Africa Cup of Nations: a lesson in marketing
Last month we saw the best in African football come together to compete in the 31st edition of the Total Africa Cup of Nations (AFCON), in Gabon. Cameroon’s Les Lions Indomptables showed resilience and a spirit that transcends across Africa, to score a last minute goal and claim victory over seven-time champions Egypt. But how has football developed in the continent and with the rising popularity of African football, what does this mean for brands investing in sport?
With six of the 10 fastest growing countries in the past decade coming from Africa and a GDP growing at almost double the global average, it’s clear the continent is fast becoming a financial powerhouse. Already home to 700 companies with revenue greater than $500 million, including 400 companies with a revenue of more than $1 billion per year, it is set to be one of the greatest economic success stories this century. With its unique style, passion and quality, African football is the driving force behind the engagement of hundreds of millions of fans across the globe.
One of the biggest impacts comes from the growing popularity of African footballers. Relatively unknown two decades ago, stars like Yaya Touré, Pierre-Emerick Aubameyang, Didier Drogba, Gervinho, Yacine Brahimi and Riyad Mahrez have shone a spotlight on African football. Their prominence in European leagues including the Premier League and Bundesliga showcases the quality of players coming from Africa, and a style of play that adds vibrancy and competitiveness to the international stage (the World Cup in particular).
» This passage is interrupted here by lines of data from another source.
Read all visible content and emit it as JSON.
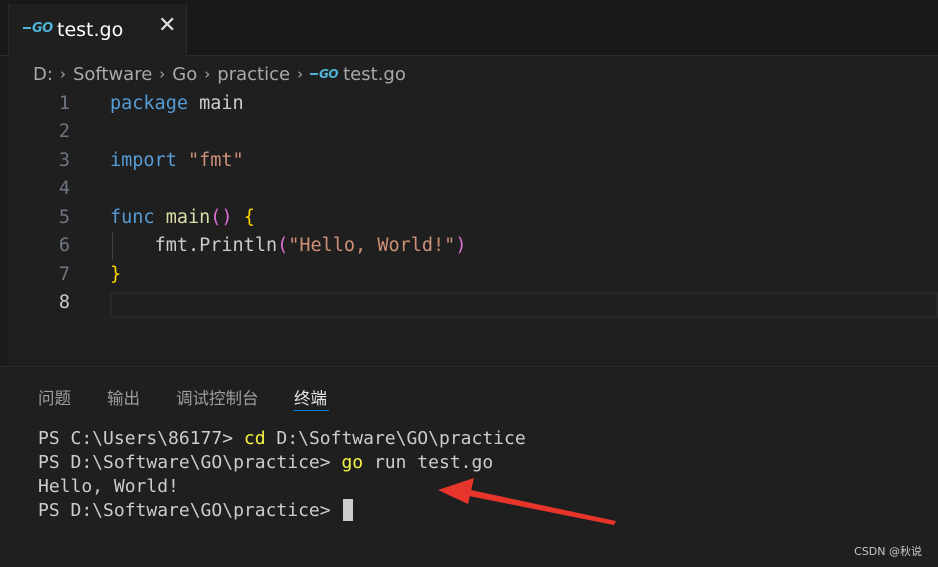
{
  "tab": {
    "file_name": "test.go",
    "close_glyph": "✕",
    "icon": "go-file-icon"
  },
  "breadcrumb": {
    "items": [
      "D:",
      "Software",
      "Go",
      "practice"
    ],
    "file": "test.go",
    "separator": "›"
  },
  "editor": {
    "line_numbers": [
      "1",
      "2",
      "3",
      "4",
      "5",
      "6",
      "7",
      "8"
    ],
    "active_line": "8",
    "code": {
      "l1_kw": "package",
      "l1_name": "main",
      "l3_kw": "import",
      "l3_str": "\"fmt\"",
      "l5_kw": "func",
      "l5_fn": "main",
      "l5_parens": "()",
      "l5_brace": "{",
      "l6_pkg": "fmt",
      "l6_dot": ".",
      "l6_fn": "Println",
      "l6_open": "(",
      "l6_str": "\"Hello, World!\"",
      "l6_close": ")",
      "l7_brace": "}"
    }
  },
  "panel": {
    "tabs": [
      "问题",
      "输出",
      "调试控制台",
      "终端"
    ],
    "active_tab": "终端"
  },
  "terminal": {
    "line1_prompt": "PS C:\\Users\\86177> ",
    "line1_cmd": "cd",
    "line1_arg": " D:\\Software\\GO\\practice",
    "line2_prompt": "PS D:\\Software\\GO\\practice> ",
    "line2_cmd": "go",
    "line2_arg": " run test.go",
    "line3_output": "Hello, World!",
    "line4_prompt": "PS D:\\Software\\GO\\practice> "
  },
  "watermark": "CSDN @秋说",
  "colors": {
    "annotation_arrow": "#e8352b",
    "go_brand": "#4fb3d6",
    "active_tab_underline": "#0078d4"
  }
}
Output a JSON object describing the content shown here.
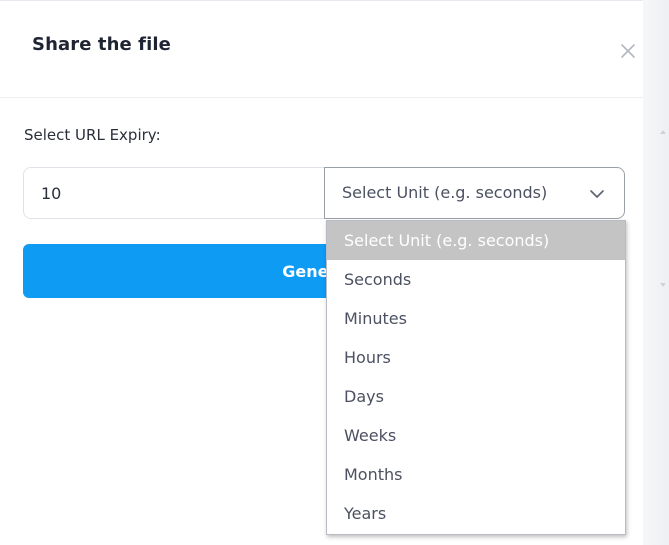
{
  "dialog": {
    "title": "Share the file"
  },
  "form": {
    "expiry_label": "Select URL Expiry:",
    "number_value": "10",
    "unit_select_value": "Select Unit (e.g. seconds)",
    "generate_button_label": "Generate"
  },
  "dropdown": {
    "options": [
      "Select Unit (e.g. seconds)",
      "Seconds",
      "Minutes",
      "Hours",
      "Days",
      "Weeks",
      "Months",
      "Years"
    ],
    "highlighted_index": 0
  },
  "icons": {
    "close": "close-icon",
    "chevron": "chevron-down-icon"
  },
  "colors": {
    "primary": "#0e9bf4",
    "highlight": "#c4c4c4"
  }
}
Now with grassroots initiatives, coaching of local children and funding and support available for development projects, the heavy investment in the future of African football will allow many more players to come through, further contributing to the growth of football in Africa. With this development, perhaps the future stars of football will look to African leagues as a destination of choice? Who knows, but with this rapid growth I can certainly see the African leagues rivalling the European ones!
Governing sport in the continent, the Confédération Africaine de Football (CAF), was founded in 1957. With 10 principal events it is Africa’s most powerful sports marketing platform. An investment in a premium property such as CAF can provide brands with consistent brand exposure and a key to all African markets. This year’s AFCON saw the implementation of advertising tools such as LED systems in the stadiums for the first time, which gave sponsors the opportunity to advertise messages across almost the entire pitch perimeter at once. Digital activations also saw 20 million fans engage across online channels, and the official hashtag #CAN2017 exceeded six billion impressions on social media.
Already big name brands have seen the potential of African football, with Total becoming the title sponsor for CAF’s top competitions. Patrick Pouyanné, President and Chief Executive Officer of Total believes that the company's commitment enables it to strengthen ties with stakeholders and customers through exciting, celebratory events that are always popular, including within Total’s own teams.
Orange has also renewed its relationship with CAF and signed a new eight-year partnership as an official sponsor. Bruno Mettling, Deputy CEO of Orange, and CEO of Orange Middle East and Africa, says that football is the number one passion of its customers in Africa and the Middle East, thus this new partnership allows them to bring customers even closer to the events and things they love.
With Total AFCON over and attention now turning to the Total CAF Champions League and the FIFA World Cup 2018 Russia™, players, businesses and Africa are showing no signs of slowing down. A continent that could make up a quarter of the global economy by 2050 is definitely worth a visit.
Idriss Akki is President, Football Africa at the sports marketing agency Lagardère Sports.